One-year anniversary in Leerdam

Behind the scenes of the asphalt laboratory

3 of the most interesting developments in the asphalt laboratory in Leerdam

The asphalt on roads and cycle paths has been the subject of much thought for months. Can it be more durable? More stable? More flexible? Thinking up and developing asphalt mixtures is everyday business in Leerdam. There, the laboratory of DIBEC Material Science, part of Ballast Nedam, celebrated its first anniversary. Time for a look back at the three best developments of this first year.

In the corner, there are ingredients for a new asphalt mixture. Further on, test pieces are kept in the climate chamber. At a workbench, materials technologist Arjan Slotboom is weighing and sorting round samples for a new project.

"I have been making mixtures for days. This results in test pieces, which I test for density and strength. We are constantly weighing up the pros and cons: What do we add to bind them together? Will that stay within the client's budget? And how can a mixture be even better for the environment?"

Asphalt mixtures: that's tailor-made

Although the laboratory in Leerdam has only been in existence for a year, it has already gained more than 15 years of experience at its old location. This is vital, because the development of new asphalt takes months. It is a clever piece of physical and chemical research, in which the conditions and environmental factors are always project-specific. That is why it is tailor-made. For every client and every project.

At their new location in Leerdam, the materials technologists work under the same roof as the Ballast Nedam Road Specialties engineers. Ideal, it seems. The low threshold for joining forces means that new ideas can be developed quickly. These can then be developed and tested in the lab. In this way, new mixtures are created for public and private sectors.
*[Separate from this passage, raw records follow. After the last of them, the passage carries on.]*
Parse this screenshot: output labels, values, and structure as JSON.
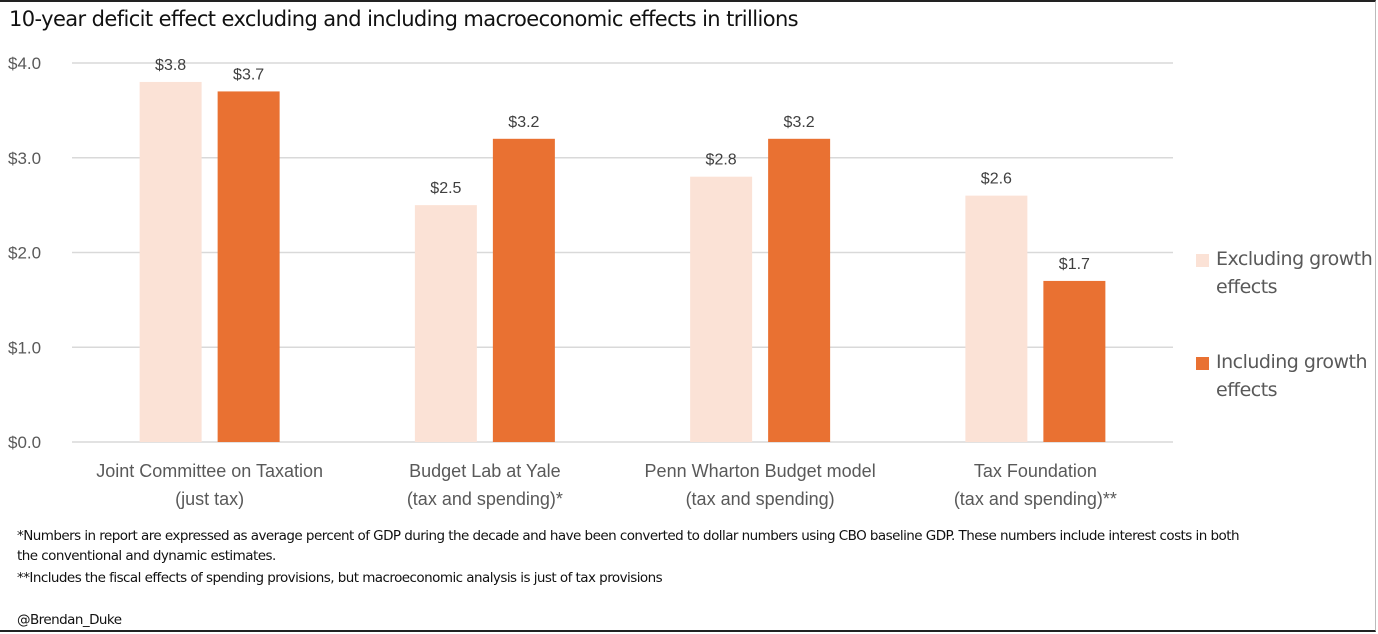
{
  "colors": {
    "excluding": "#FBE2D6",
    "including": "#E97132",
    "grid": "#D9D9D9"
  },
  "chart_data": {
    "type": "bar",
    "title": "10-year deficit effect excluding and including macroeconomic effects in trillions",
    "categories": [
      [
        "Joint Committee on Taxation",
        "(just tax)"
      ],
      [
        "Budget Lab at Yale",
        "(tax and spending)*"
      ],
      [
        "Penn Wharton Budget model",
        "(tax and spending)"
      ],
      [
        "Tax Foundation",
        "(tax and spending)**"
      ]
    ],
    "series": [
      {
        "name": "Excluding growth effects",
        "legend_lines": [
          "Excluding growth",
          "effects"
        ],
        "values": [
          3.8,
          2.5,
          2.8,
          2.6
        ],
        "labels": [
          "$3.8",
          "$2.5",
          "$2.8",
          "$2.6"
        ]
      },
      {
        "name": "Including growth effects",
        "legend_lines": [
          "Including growth",
          "effects"
        ],
        "values": [
          3.7,
          3.2,
          3.2,
          1.7
        ],
        "labels": [
          "$3.7",
          "$3.2",
          "$3.2",
          "$1.7"
        ]
      }
    ],
    "ylim": [
      0,
      4
    ],
    "yticks": [
      0,
      1,
      2,
      3,
      4
    ],
    "ytick_labels": [
      "$0.0",
      "$1.0",
      "$2.0",
      "$3.0",
      "$4.0"
    ],
    "xlabel": "",
    "ylabel": "",
    "grid": true,
    "legend_position": "right"
  },
  "footnotes": [
    "*Numbers in report are expressed as average percent of GDP during the decade and have been converted to dollar numbers using CBO baseline GDP. These numbers include interest costs in both",
    " the conventional and dynamic estimates.",
    "**Includes the fiscal effects of spending provisions, but macroeconomic analysis is just of tax provisions"
  ],
  "credit": "@Brendan_Duke"
}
New sustainable developments

The asphalt mixtures that leave this laboratory range from flexible to very stable. Almost all of them have one important factor: CO2 reduction. That is why the mixtures contain as few primary building materials as possible and as many recycled materials as possible.

"There are a lot of sustainable developments in this field," says Jan van de Water. As Head of Materials Science, he has already seen dozens of mixtures leave the laboratory. "Renovating a road or laying new cycle paths can often be much more sustainable than our clients initially think. That is why it is our job to bring these options and opportunities to their attention. That's great: thinking along and surprising them."

3x the best developments

In the past year, DIBEC has produced three sustainable asphalt mixtures that have now found their way into the Dutch road network. In a row:

1. Castricum: New asphalt in close cooperation with the municipality

During a redesign project in Castricum, DIBEC developed a new red asphalt mixture that scores highly in the field of sustainability. The new mixture contains a lot of recycled building materials. Thanks to an improved and clever design, we were able to reduce CO2 emissions by more than 50% compared to the original design.
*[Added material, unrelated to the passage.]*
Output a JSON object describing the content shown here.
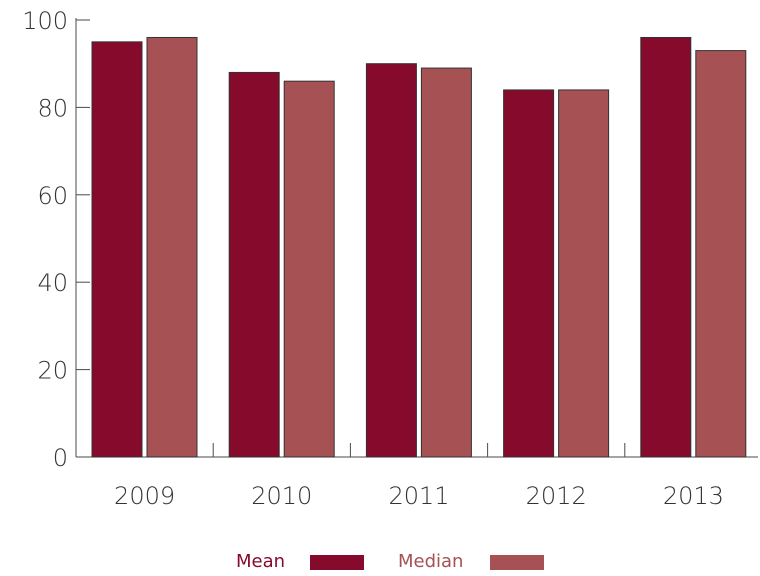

Jan recalls: "This project fell within Ballast Nedam Road Specialties' framework agreement. At an early stage, we indicated to the municipality that this project offered opportunities, opportunities in terms of sustainability. That's why the client and the contractor were able to transform this project into a sustainability reconstruction."

2. Rijswijk: extensive reuse

An SMA with 65% PR. That code language refers to the mixture that was used in Rijswijk. SMA stands for Stone Mastic Asphalt: a type of asphalt that is used on roads as a covering layer. For a project in Rijswijk, a new mixture for this top layer was developed in the laboratory. The mixture consists of 65% recycled asphalt: a remarkably high score.
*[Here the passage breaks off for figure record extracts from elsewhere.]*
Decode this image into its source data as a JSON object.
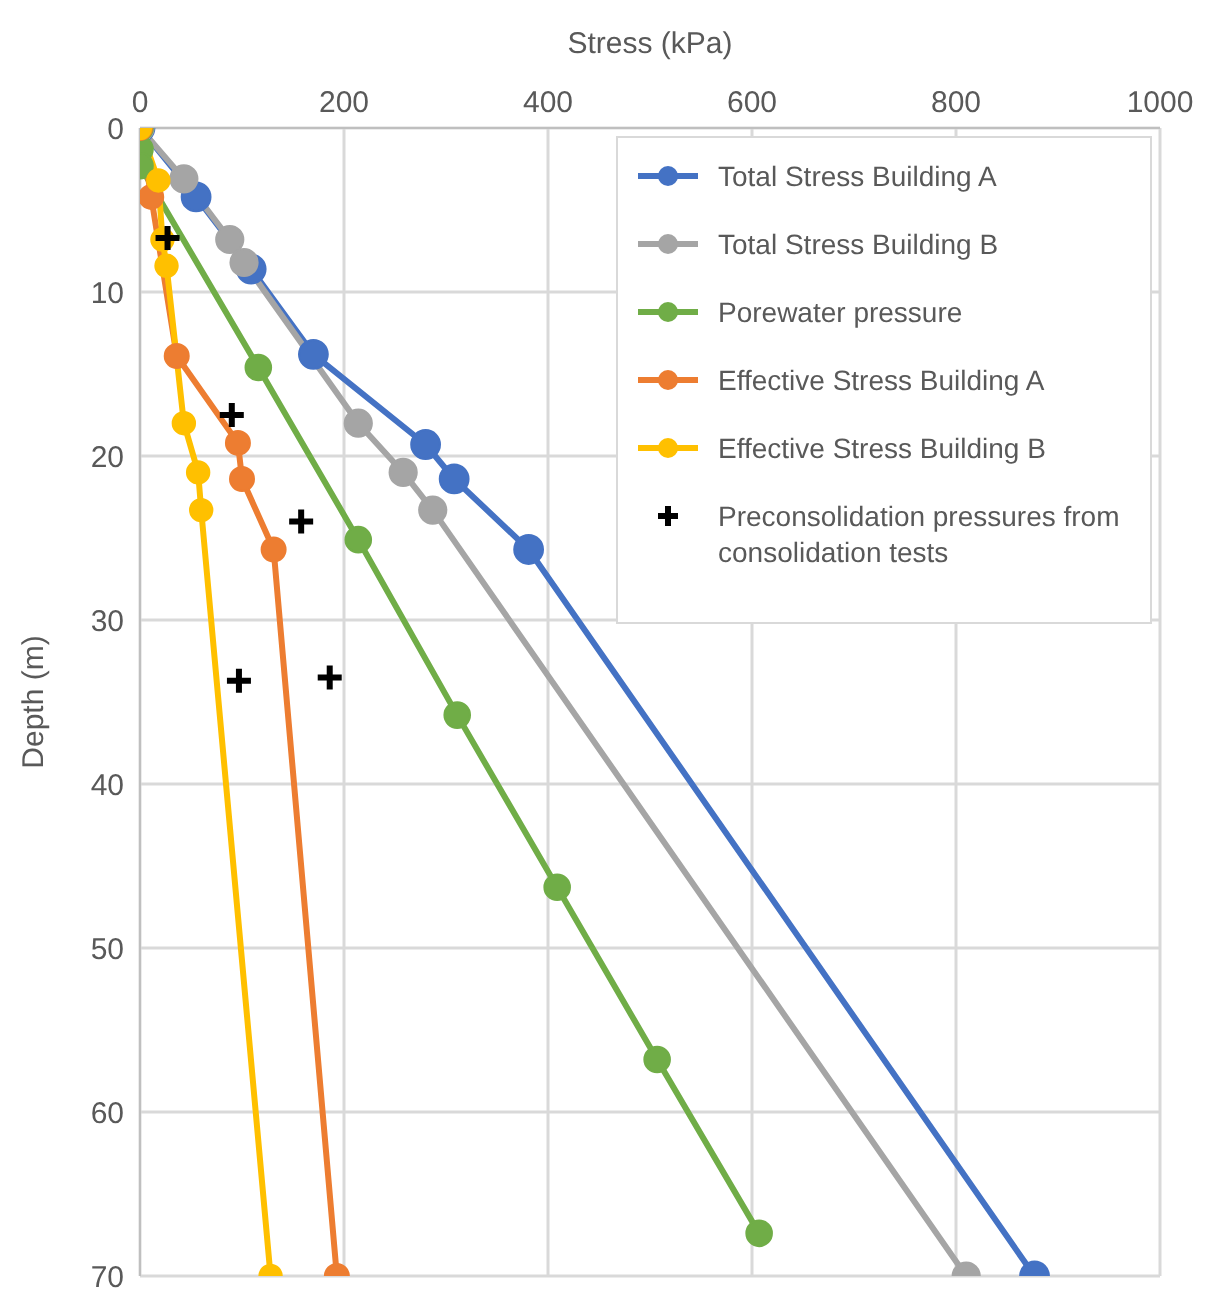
{
  "chart_data": {
    "type": "line",
    "xlabel": "Stress (kPa)",
    "ylabel": "Depth (m)",
    "xlim": [
      0,
      1000
    ],
    "xticks": [
      0,
      200,
      400,
      600,
      800,
      1000
    ],
    "ylim": [
      70,
      0
    ],
    "yticks": [
      0,
      10,
      20,
      30,
      40,
      50,
      60,
      70
    ],
    "grid": true,
    "legend": "top right",
    "marker": "circle",
    "series": [
      {
        "name": "Total Stress Building A",
        "color": "#4472c4",
        "x": [
          0,
          55,
          109,
          170,
          280,
          308,
          381,
          877
        ],
        "values": [
          0,
          4.2,
          8.6,
          13.8,
          19.3,
          21.4,
          25.7,
          70
        ]
      },
      {
        "name": "Total Stress Building B",
        "color": "#a5a5a5",
        "x": [
          0,
          43,
          88,
          102,
          214,
          258,
          287,
          810
        ],
        "values": [
          0,
          3.1,
          6.8,
          8.2,
          18,
          21,
          23.3,
          70
        ]
      },
      {
        "name": "Porewater pressure",
        "color": "#70ad47",
        "x": [
          0,
          0,
          0,
          116,
          214,
          311,
          409,
          507,
          607
        ],
        "values": [
          0,
          1.3,
          2.3,
          14.6,
          25.1,
          35.8,
          46.3,
          56.8,
          67.4
        ]
      },
      {
        "name": "Effective Stress Building A",
        "color": "#ed7d31",
        "x": [
          0,
          11,
          29,
          36,
          96,
          100,
          131,
          193
        ],
        "values": [
          0,
          4.2,
          null,
          13.9,
          19.2,
          21.4,
          25.7,
          70
        ]
      },
      {
        "name": "Effective Stress Building B",
        "color": "#ffc000",
        "x": [
          0,
          18,
          22,
          26,
          43,
          57,
          60,
          128
        ],
        "values": [
          0,
          3.2,
          6.8,
          8.4,
          18,
          21,
          23.3,
          70
        ]
      },
      {
        "name": "Preconsolidation pressures from consolidation tests",
        "type": "scatter",
        "marker": "cross",
        "color": "#000000",
        "x": [
          27,
          90,
          158,
          97,
          186
        ],
        "values": [
          6.7,
          17.5,
          24,
          33.7,
          33.5
        ]
      }
    ]
  }
}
The recycled building materials came from the asphalt recycling bank of Ballast Nedam Road Specialties in Amsterdam. Here, Ballast Nedam collects milled old asphalt, which is then processed into new building materials. It is then applied to renovated roads, such as in Rijswijk.

3. Dordrecht: Small white stones on the road

You can hardly see them from a distance, but they are definitely there: small white stones in the grey asphalt. This so-called 'white crushed stone' has many advantages. The stones reflect the light of street lamps and headlights. This gives road users better visibility and public lighting can shine a little less brightly. Benefits? Safety, energy savings and a contribution to reducing global warming.

"In this development for the municipality of Dordrecht, we applied our knowledge from the A9 Gaasperdammerweg project, among others," says Jan. "There, we also used white crushed stone in the mixture for the Gaasperdammer Tunnel. This provided better visibility on the road and it saved energy in the tunnel because the stones reflect the light. In addition, the asphalt becomes less hot in summer and the surface therefore remains in better condition. Not an unnecessary detail, with the current climate.

More than satisfied in Leerdam

The Leerdam site has proved to be a permanent fixture over the past year. Jan's team is once again hard at work on new mixtures for new or renovated roads. "Cliché but true: the glass is always half full here. That is due to the creativity of the group. They come up with ten solutions for every challenge and I come up with the eleventh. That's how it works."